Ainsi se trahit, dès
l'origine, une sourde dissidence entre les onze hommes qui se chargent
de présider aux destinées de la France.
On peut distinguer parmi eux
trois groupes divers.
Le plus nombreux comprend les républicains modérés, ceux
qui considèrent la révolution comme accomplie, du moment que la
monarchie censitaire et la Chambre des Pairs ont été balayées par la
nation.

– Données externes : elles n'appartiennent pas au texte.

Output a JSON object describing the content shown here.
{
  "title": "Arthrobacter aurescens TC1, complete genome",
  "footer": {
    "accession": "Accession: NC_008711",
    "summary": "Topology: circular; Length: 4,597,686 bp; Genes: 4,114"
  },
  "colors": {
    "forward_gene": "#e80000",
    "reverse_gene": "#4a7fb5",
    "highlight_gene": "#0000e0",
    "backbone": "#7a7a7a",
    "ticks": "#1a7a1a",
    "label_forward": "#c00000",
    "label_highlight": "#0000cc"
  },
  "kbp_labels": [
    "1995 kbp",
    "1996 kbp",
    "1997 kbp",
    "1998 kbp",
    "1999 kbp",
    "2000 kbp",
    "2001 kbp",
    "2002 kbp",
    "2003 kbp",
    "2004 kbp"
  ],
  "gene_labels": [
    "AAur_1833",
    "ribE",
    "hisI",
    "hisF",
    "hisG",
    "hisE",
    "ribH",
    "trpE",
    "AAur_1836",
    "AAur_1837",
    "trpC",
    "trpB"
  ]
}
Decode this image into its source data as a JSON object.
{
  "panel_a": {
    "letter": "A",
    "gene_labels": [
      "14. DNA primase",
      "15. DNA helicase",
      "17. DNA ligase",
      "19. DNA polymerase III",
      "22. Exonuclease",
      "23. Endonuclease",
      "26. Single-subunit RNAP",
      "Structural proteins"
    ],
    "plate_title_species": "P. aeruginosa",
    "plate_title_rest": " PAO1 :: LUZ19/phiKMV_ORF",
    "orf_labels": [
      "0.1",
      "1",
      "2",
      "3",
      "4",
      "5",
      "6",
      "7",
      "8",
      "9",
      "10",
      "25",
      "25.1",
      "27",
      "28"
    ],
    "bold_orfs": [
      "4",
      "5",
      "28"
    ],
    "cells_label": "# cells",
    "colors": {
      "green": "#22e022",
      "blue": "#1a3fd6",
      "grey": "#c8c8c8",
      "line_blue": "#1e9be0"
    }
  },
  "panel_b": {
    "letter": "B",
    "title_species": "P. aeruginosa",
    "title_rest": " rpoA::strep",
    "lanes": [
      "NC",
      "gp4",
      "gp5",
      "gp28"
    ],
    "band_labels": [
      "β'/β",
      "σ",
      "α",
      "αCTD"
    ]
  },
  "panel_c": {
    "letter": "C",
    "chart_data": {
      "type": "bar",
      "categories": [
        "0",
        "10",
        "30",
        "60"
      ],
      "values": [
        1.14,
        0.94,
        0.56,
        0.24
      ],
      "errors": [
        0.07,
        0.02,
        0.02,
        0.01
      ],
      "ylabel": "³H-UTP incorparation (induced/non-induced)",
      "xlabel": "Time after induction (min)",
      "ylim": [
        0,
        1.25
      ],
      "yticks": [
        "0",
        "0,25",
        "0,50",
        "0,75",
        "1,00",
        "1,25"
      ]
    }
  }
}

Ce sont : Dupont de l'Eure, Arago, Crémieux, Garnier-Pagès,
Lamartine, Marie et Marrast.
Le plus avancé se compose des républicains
socialistes Albert et Louis Blanc, partisans déclarés d'une profonde
transformation économique.
Entre ces deux extrêmes se placent, poids
mobile oscillant de droite à gauche, des radicaux, des démocrates, Flocon,
Ledru-Rollin, qui veulent très sincèrement des réformes sociales sans
trop savoir lesquelles, mais qui n'entendent pas qu'on touche à la
constitution de la propriété et au régime du salariat.
Les premiers correspondent
à cette partie moyenne, instruite et aisée de la bourgeoisie, qui se
sent majeure et capable de diriger, sans roi, sans cour et sans nobles,
les affaires publiques ; les derniers résument en eux les velléités
frondeuses et vaguement humanitaires des petits bourgeois, des petits
boutiquiers, des petits artisans qui souffrent des impôts mal assis, des
inégalités consacrées par la loi et accrues par le développement du
grand commerce et de la grande industrie, mais sans être réduits à la
condition précaire des travailleurs contraints de louer leurs bras pour
vivre. Les autres, enfin, sont les porte-voix de la classe ouvrière
proprement dite et de ses aspirations imprécises, mais nettement
orientées vers un régime plus égalitaire qui doit s'établir par
l'association des hommes et la socialisation des choses. Tous,
d'ailleurs, reflètent les opinions et représentent les intérêts des
villes, non des campagnes.
Référence.
Georges Renard, Jean Jaurès (dir.), Histoire socialiste, 1789-1900, tome 9, « La République de 1848 (1848-1952) », Jules Rouff et Compagnie, 1901, p. 145.